History tells us that the most successful societies match their customs and beliefs to the environment surrounding them. Why can’t the worlds’ teachers, our scholarly trust, unite to point out that the clock is ticking, and our behaviors now will determine the future of our descendants?
For a time, I was a Unitarian Universalist, because they seemed to be focused on valuing nature and human accomplishment, on doing good, promoting peace and staying open to new ideas. It was a heady experience at first—a church that welcomed everyone, focused on intellectual questions, encouraged its members to craft their own faith. Plus hymns and a coffee hour with vegan treats. What’s not to like?
What I discovered is that problems with churches, from the fundamentalist to the loosey-goosey, were centered on the human beings who attended or led those churches. Religious denominations and holy texts are ignored in the face of the power struggles that happen in all organizations. Education is not immune—even the best-resourced schools, on tree-lined neighborhood streets and replete with the newest curricula, are subject to ‘concerned moms’ and their anti-science, anti-literature campaigns.
The question remains: If we want to sustain life, across the globe, we must work together. How can we do this? If we don’t trust our churches and we don’t trust our public schools, and believe our government is on the wrong track, who will lead us toward a vision of sustainable life on the planet we share?
Beats me. Which is why I keep thinking about a new kind of religion. One without a clearly defined God figure, but anchored by a belief in the power of community and good will.

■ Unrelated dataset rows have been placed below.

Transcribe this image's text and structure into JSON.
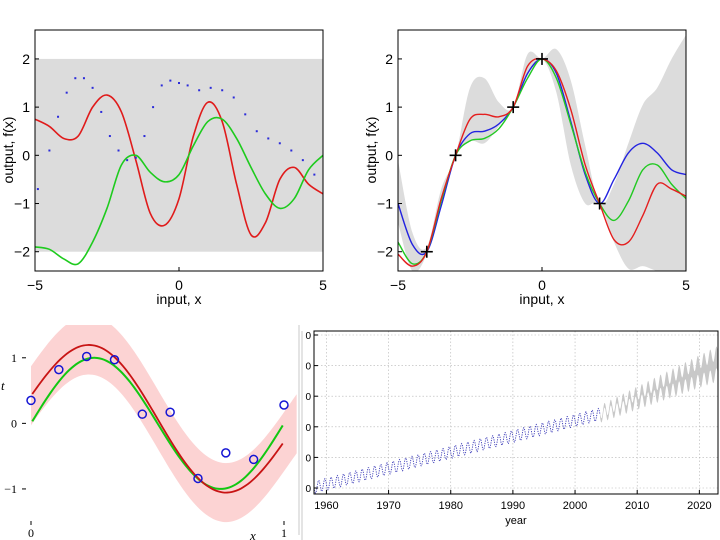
{
  "chart_data": [
    {
      "id": "prior",
      "type": "line",
      "xlabel": "input, x",
      "ylabel": "output, f(x)",
      "xlim": [
        -5,
        5
      ],
      "ylim": [
        -2.4,
        2.6
      ],
      "xticks": [
        -5,
        0,
        5
      ],
      "yticks": [
        -2,
        -1,
        0,
        1,
        2
      ],
      "band": {
        "lower": -2,
        "upper": 2,
        "color": "#dcdcdc"
      },
      "series": [
        {
          "name": "red sample",
          "color": "#e01b1b",
          "x": [
            -5,
            -4.5,
            -4,
            -3.5,
            -3,
            -2.5,
            -2,
            -1.5,
            -1,
            -0.5,
            0,
            0.5,
            1,
            1.5,
            2,
            2.5,
            3,
            3.5,
            4,
            4.5,
            5
          ],
          "y": [
            0.75,
            0.6,
            0.35,
            0.4,
            1.0,
            1.25,
            0.9,
            -0.1,
            -1.2,
            -1.45,
            -0.9,
            0.4,
            1.1,
            0.7,
            -0.6,
            -1.65,
            -1.4,
            -0.5,
            -0.25,
            -0.6,
            -0.8
          ]
        },
        {
          "name": "green sample",
          "color": "#1ecb1e",
          "x": [
            -5,
            -4.5,
            -4,
            -3.5,
            -3,
            -2.5,
            -2,
            -1.5,
            -1,
            -0.5,
            0,
            0.5,
            1,
            1.5,
            2,
            2.5,
            3,
            3.5,
            4,
            4.5,
            5
          ],
          "y": [
            -1.9,
            -1.95,
            -2.15,
            -2.25,
            -1.8,
            -1.1,
            -0.2,
            0.0,
            -0.35,
            -0.55,
            -0.4,
            0.2,
            0.7,
            0.75,
            0.35,
            -0.25,
            -0.8,
            -1.1,
            -0.9,
            -0.3,
            0.0
          ]
        },
        {
          "name": "blue sample",
          "color": "#2b2bd9",
          "style": "dotted",
          "x": [
            -4.9,
            -4.5,
            -4.2,
            -3.9,
            -3.6,
            -3.3,
            -3.0,
            -2.7,
            -2.4,
            -2.1,
            -1.8,
            -1.5,
            -1.2,
            -0.9,
            -0.6,
            -0.3,
            0.0,
            0.3,
            0.7,
            1.1,
            1.5,
            1.9,
            2.3,
            2.7,
            3.1,
            3.5,
            3.9,
            4.3,
            4.7
          ],
          "y": [
            -0.7,
            0.1,
            0.8,
            1.3,
            1.6,
            1.6,
            1.4,
            0.9,
            0.4,
            0.1,
            -0.1,
            -0.05,
            0.4,
            1.0,
            1.45,
            1.55,
            1.5,
            1.45,
            1.35,
            1.4,
            1.35,
            1.2,
            0.85,
            0.5,
            0.35,
            0.25,
            0.1,
            -0.1,
            -0.4
          ]
        }
      ]
    },
    {
      "id": "posterior",
      "type": "line",
      "xlabel": "input, x",
      "ylabel": "output, f(x)",
      "xlim": [
        -5,
        5
      ],
      "ylim": [
        -2.4,
        2.6
      ],
      "xticks": [
        -5,
        0,
        5
      ],
      "yticks": [
        -2,
        -1,
        0,
        1,
        2
      ],
      "band_x": [
        -5,
        -4.5,
        -4,
        -3.5,
        -3,
        -2.5,
        -2,
        -1.5,
        -1,
        -0.5,
        0,
        0.5,
        1,
        1.5,
        2,
        2.5,
        3,
        3.5,
        4,
        4.5,
        5
      ],
      "band_lower": [
        -1.4,
        -2.4,
        -2.05,
        -1.0,
        0.0,
        0.3,
        0.25,
        0.6,
        1.0,
        1.65,
        2.0,
        1.3,
        -0.2,
        -1.0,
        -1.0,
        -1.8,
        -2.35,
        -2.3,
        -2.4,
        -2.4,
        -2.4
      ],
      "band_upper": [
        -0.1,
        -1.6,
        -1.9,
        -0.7,
        0.0,
        1.4,
        1.6,
        1.1,
        1.0,
        2.1,
        2.0,
        2.2,
        1.55,
        0.2,
        -1.0,
        -0.6,
        0.25,
        1.05,
        1.4,
        2.0,
        2.5
      ],
      "observations": {
        "x": [
          -4,
          -3,
          -1,
          0,
          2
        ],
        "y": [
          -2,
          0,
          1,
          2,
          -1
        ]
      },
      "series": [
        {
          "name": "blue sample",
          "color": "#2323e0",
          "x": [
            -5,
            -4.5,
            -4,
            -3.5,
            -3,
            -2.5,
            -2,
            -1.5,
            -1,
            -0.5,
            0,
            0.5,
            1,
            1.5,
            2,
            2.5,
            3,
            3.5,
            4,
            4.5,
            5
          ],
          "y": [
            -1.0,
            -1.85,
            -2.0,
            -1.05,
            0.0,
            0.45,
            0.5,
            0.65,
            1.0,
            1.7,
            2.0,
            1.7,
            0.7,
            -0.4,
            -1.0,
            -0.5,
            0.05,
            0.25,
            0.05,
            -0.3,
            -0.4
          ]
        },
        {
          "name": "green sample",
          "color": "#22c922",
          "x": [
            -5,
            -4.5,
            -4,
            -3.5,
            -3,
            -2.5,
            -2,
            -1.5,
            -1,
            -0.5,
            0,
            0.5,
            1,
            1.5,
            2,
            2.5,
            3,
            3.5,
            4,
            4.5,
            5
          ],
          "y": [
            -1.8,
            -2.25,
            -2.0,
            -0.95,
            0.0,
            0.3,
            0.35,
            0.55,
            1.0,
            1.6,
            2.0,
            1.6,
            0.65,
            -0.35,
            -1.0,
            -1.35,
            -0.95,
            -0.3,
            -0.2,
            -0.6,
            -0.9
          ]
        },
        {
          "name": "red sample",
          "color": "#e41f1f",
          "x": [
            -5,
            -4.5,
            -4,
            -3.5,
            -3,
            -2.5,
            -2,
            -1.5,
            -1,
            -0.5,
            0,
            0.5,
            1,
            1.5,
            2,
            2.5,
            3,
            3.5,
            4,
            4.5,
            5
          ],
          "y": [
            -2.05,
            -2.3,
            -2.0,
            -0.9,
            0.0,
            0.75,
            0.85,
            0.8,
            1.0,
            1.85,
            2.0,
            1.75,
            0.95,
            -0.2,
            -1.0,
            -1.75,
            -1.8,
            -1.25,
            -0.6,
            -0.7,
            -0.85
          ]
        }
      ]
    },
    {
      "id": "regression",
      "type": "line",
      "xlabel": "x",
      "ylabel": "t",
      "xlim": [
        0,
        1
      ],
      "ylim": [
        -1.55,
        1.5
      ],
      "xticks": [
        0,
        1
      ],
      "yticks": [
        -1,
        0,
        1
      ],
      "band": {
        "color": "#fcd3d3",
        "halfwidth": 0.45
      },
      "green": {
        "name": "sin(2πx)",
        "color": "#12c812"
      },
      "red": {
        "name": "predictive mean",
        "color": "#c81414"
      },
      "points": {
        "x": [
          0.0,
          0.11,
          0.22,
          0.33,
          0.44,
          0.55,
          0.66,
          0.77,
          0.88,
          1.0
        ],
        "y": [
          0.35,
          0.82,
          1.02,
          0.97,
          0.14,
          0.17,
          -0.84,
          -0.45,
          -0.55,
          0.28
        ],
        "color": "#1515d4"
      }
    },
    {
      "id": "mauna_loa",
      "type": "line",
      "xlabel": "year",
      "ylabel": "",
      "xlim": [
        1958,
        2023
      ],
      "xticks": [
        1960,
        1970,
        1980,
        1990,
        2000,
        2010,
        2020
      ],
      "ytick_labels": [
        "0",
        "0",
        "0",
        "0",
        "0",
        "0"
      ],
      "observed": {
        "start": 1958,
        "end": 2004,
        "start_level": 0.04,
        "end_level": 0.49,
        "color": "#3a3ab8"
      },
      "forecast": {
        "start": 2004,
        "end": 2023,
        "start_level": 0.49,
        "end_level": 0.8,
        "color": "#c8c8c8"
      }
    }
  ]
}
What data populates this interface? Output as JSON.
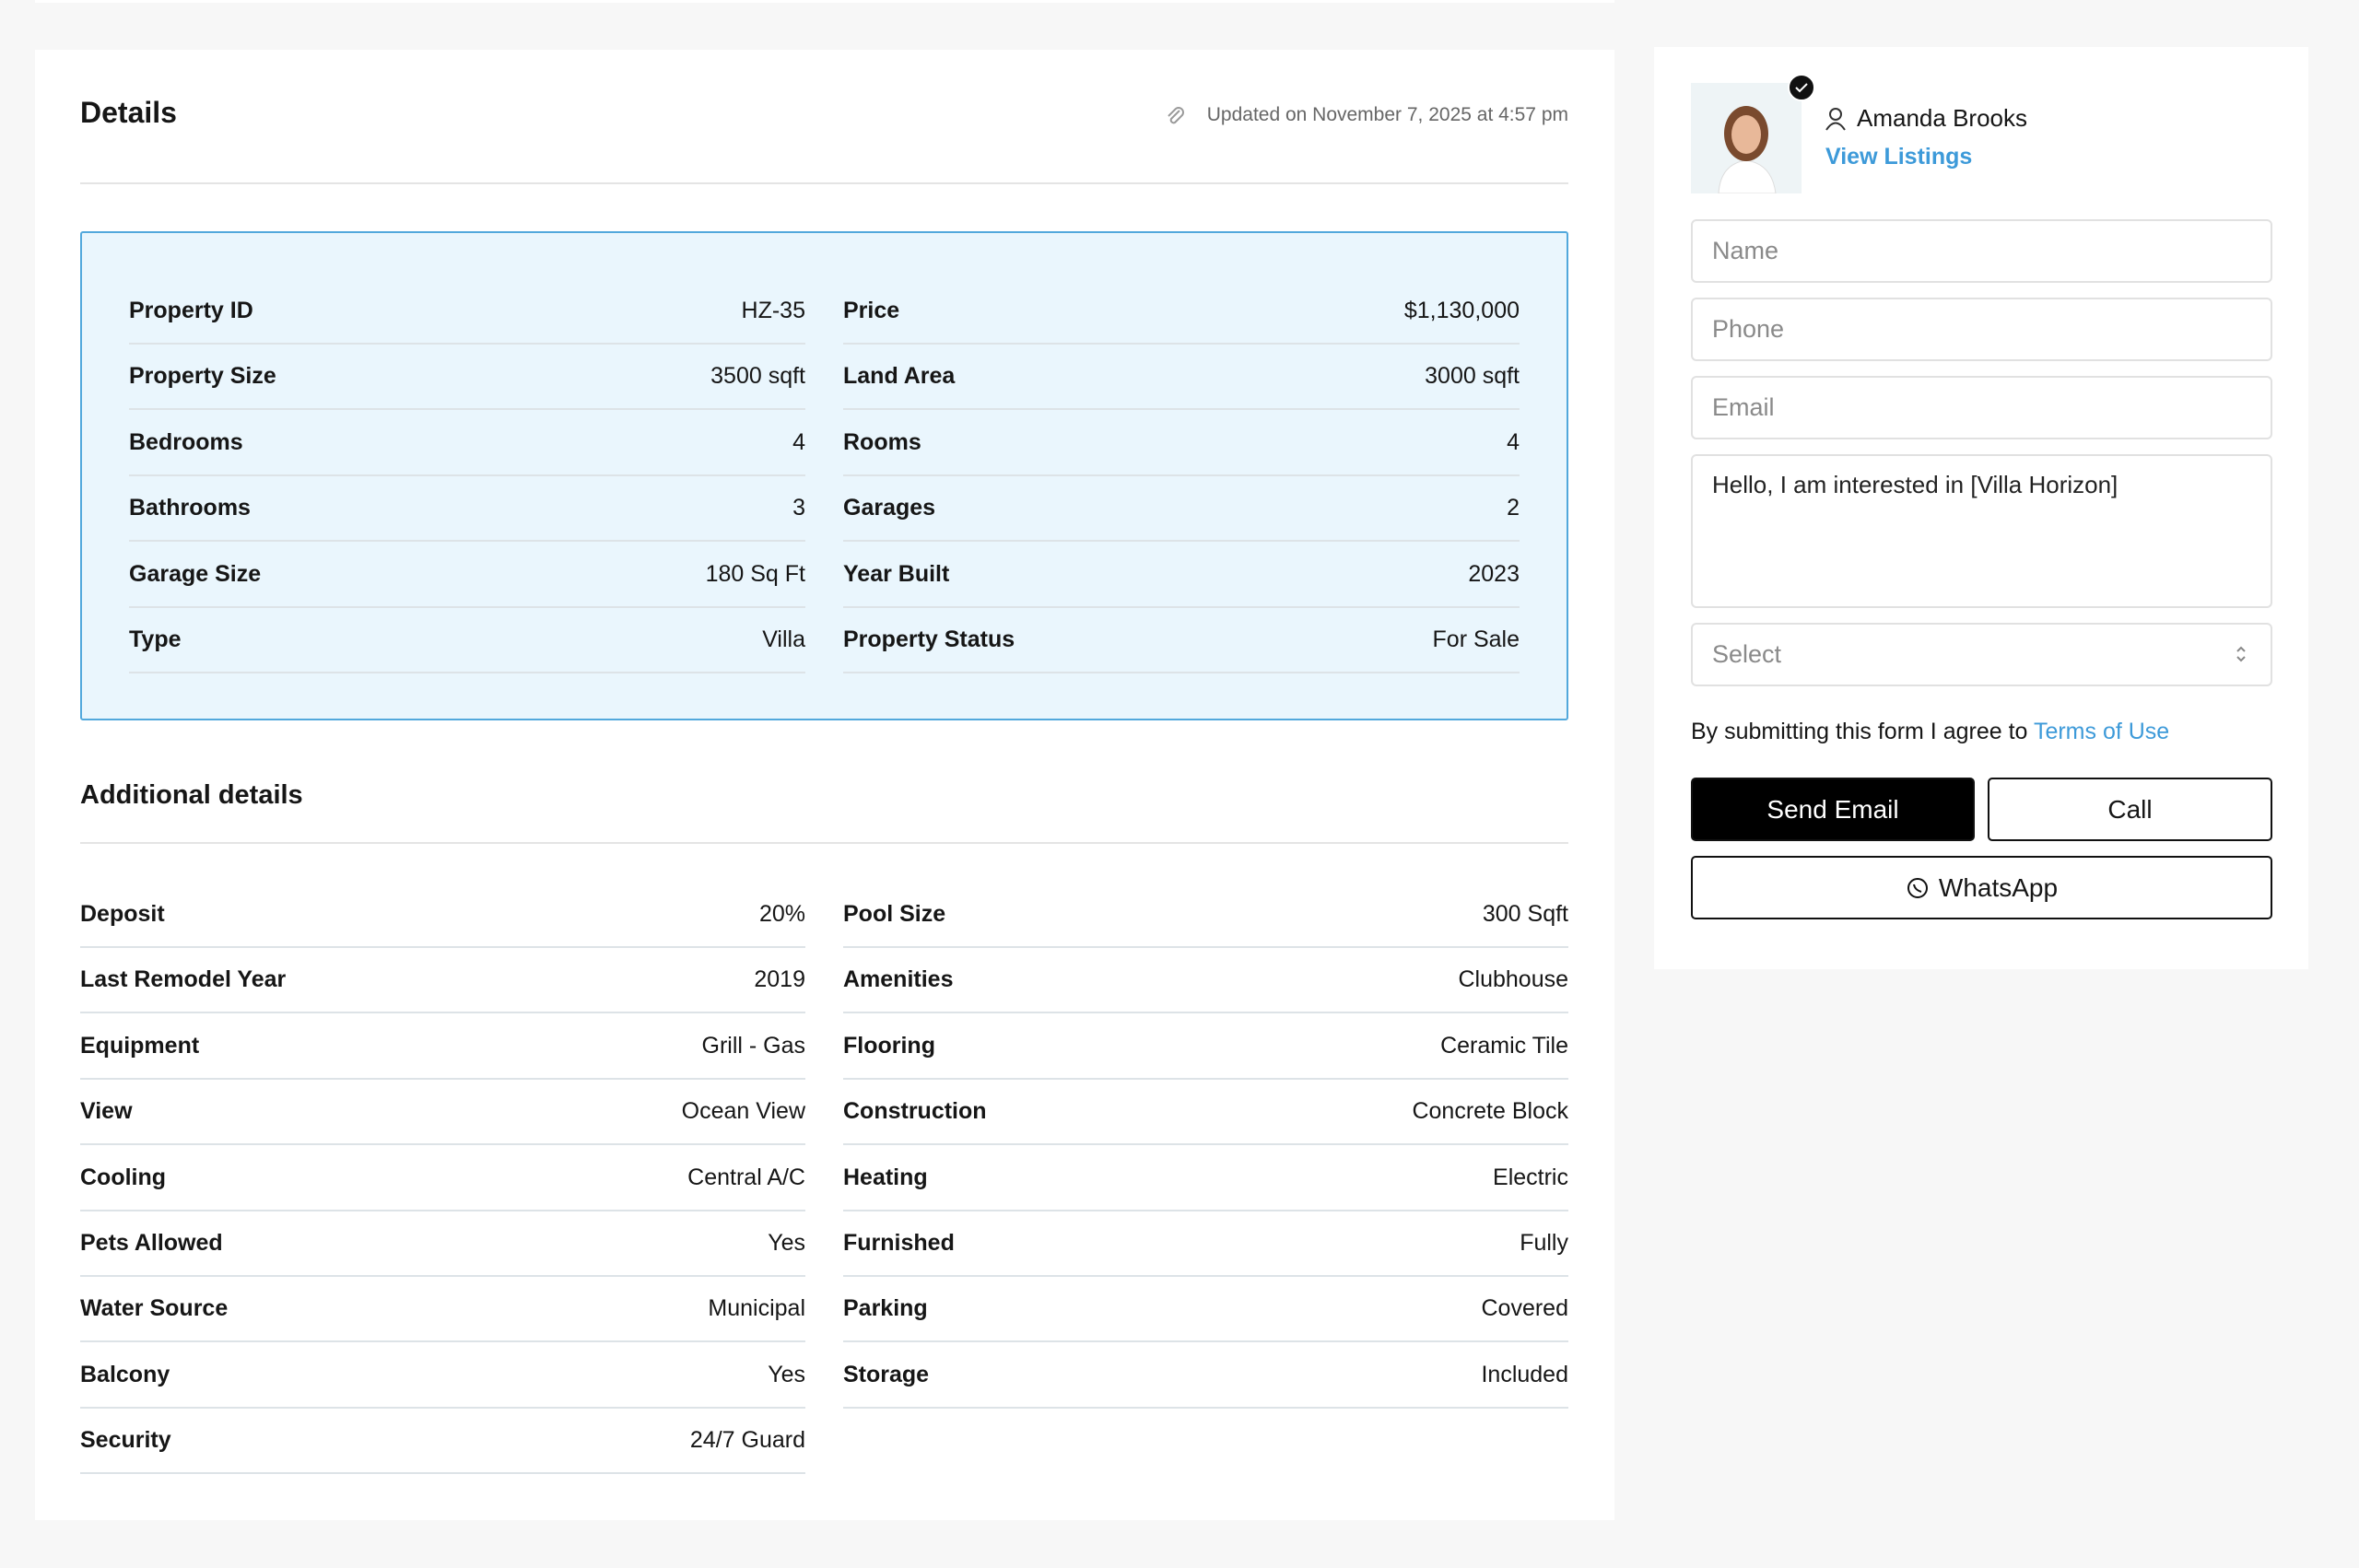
{
  "details": {
    "title": "Details",
    "updated": "Updated on November 7, 2025 at 4:57 pm",
    "overview": {
      "left": [
        {
          "label": "Property ID",
          "value": "HZ-35"
        },
        {
          "label": "Property Size",
          "value": "3500 sqft"
        },
        {
          "label": "Bedrooms",
          "value": "4"
        },
        {
          "label": "Bathrooms",
          "value": "3"
        },
        {
          "label": "Garage Size",
          "value": "180 Sq Ft"
        },
        {
          "label": "Type",
          "value": "Villa"
        }
      ],
      "right": [
        {
          "label": "Price",
          "value": "$1,130,000"
        },
        {
          "label": "Land Area",
          "value": "3000 sqft"
        },
        {
          "label": "Rooms",
          "value": "4"
        },
        {
          "label": "Garages",
          "value": "2"
        },
        {
          "label": "Year Built",
          "value": "2023"
        },
        {
          "label": "Property Status",
          "value": "For Sale"
        }
      ]
    }
  },
  "additional": {
    "title": "Additional details",
    "left": [
      {
        "label": "Deposit",
        "value": "20%"
      },
      {
        "label": "Last Remodel Year",
        "value": "2019"
      },
      {
        "label": "Equipment",
        "value": "Grill - Gas"
      },
      {
        "label": "View",
        "value": "Ocean View"
      },
      {
        "label": "Cooling",
        "value": "Central A/C"
      },
      {
        "label": "Pets Allowed",
        "value": "Yes"
      },
      {
        "label": "Water Source",
        "value": "Municipal"
      },
      {
        "label": "Balcony",
        "value": "Yes"
      },
      {
        "label": "Security",
        "value": "24/7 Guard"
      }
    ],
    "right": [
      {
        "label": "Pool Size",
        "value": "300 Sqft"
      },
      {
        "label": "Amenities",
        "value": "Clubhouse"
      },
      {
        "label": "Flooring",
        "value": "Ceramic Tile"
      },
      {
        "label": "Construction",
        "value": "Concrete Block"
      },
      {
        "label": "Heating",
        "value": "Electric"
      },
      {
        "label": "Furnished",
        "value": "Fully"
      },
      {
        "label": "Parking",
        "value": "Covered"
      },
      {
        "label": "Storage",
        "value": "Included"
      }
    ]
  },
  "agent": {
    "name": "Amanda Brooks",
    "link": "View Listings"
  },
  "form": {
    "name": "Name",
    "phone": "Phone",
    "email": "Email",
    "message": "Hello, I am interested in [Villa Horizon]",
    "select": "Select",
    "agree": "By submitting this form I agree to",
    "terms": "Terms of Use",
    "send": "Send Email",
    "call": "Call",
    "whatsapp": "WhatsApp"
  }
}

Churches are closing all over the nation, and have been, for decades. I have been a church musician for most of my life, and worked for churches where people were loving and non-judgmental, as well as deeply conflicted congregations. I have also seen, over and over again, people turn to a church when their lives are falling apart, and find comfort.
Maybe what we need is Kurt Vonnegut’s Church of God the Utterly Indifferent. Its two precepts: Puny man can do nothing at all to help or please God Almighty, and Luck is not the hand of God. If God is not going to help us clean up this beautiful world, maybe we’d better get on it.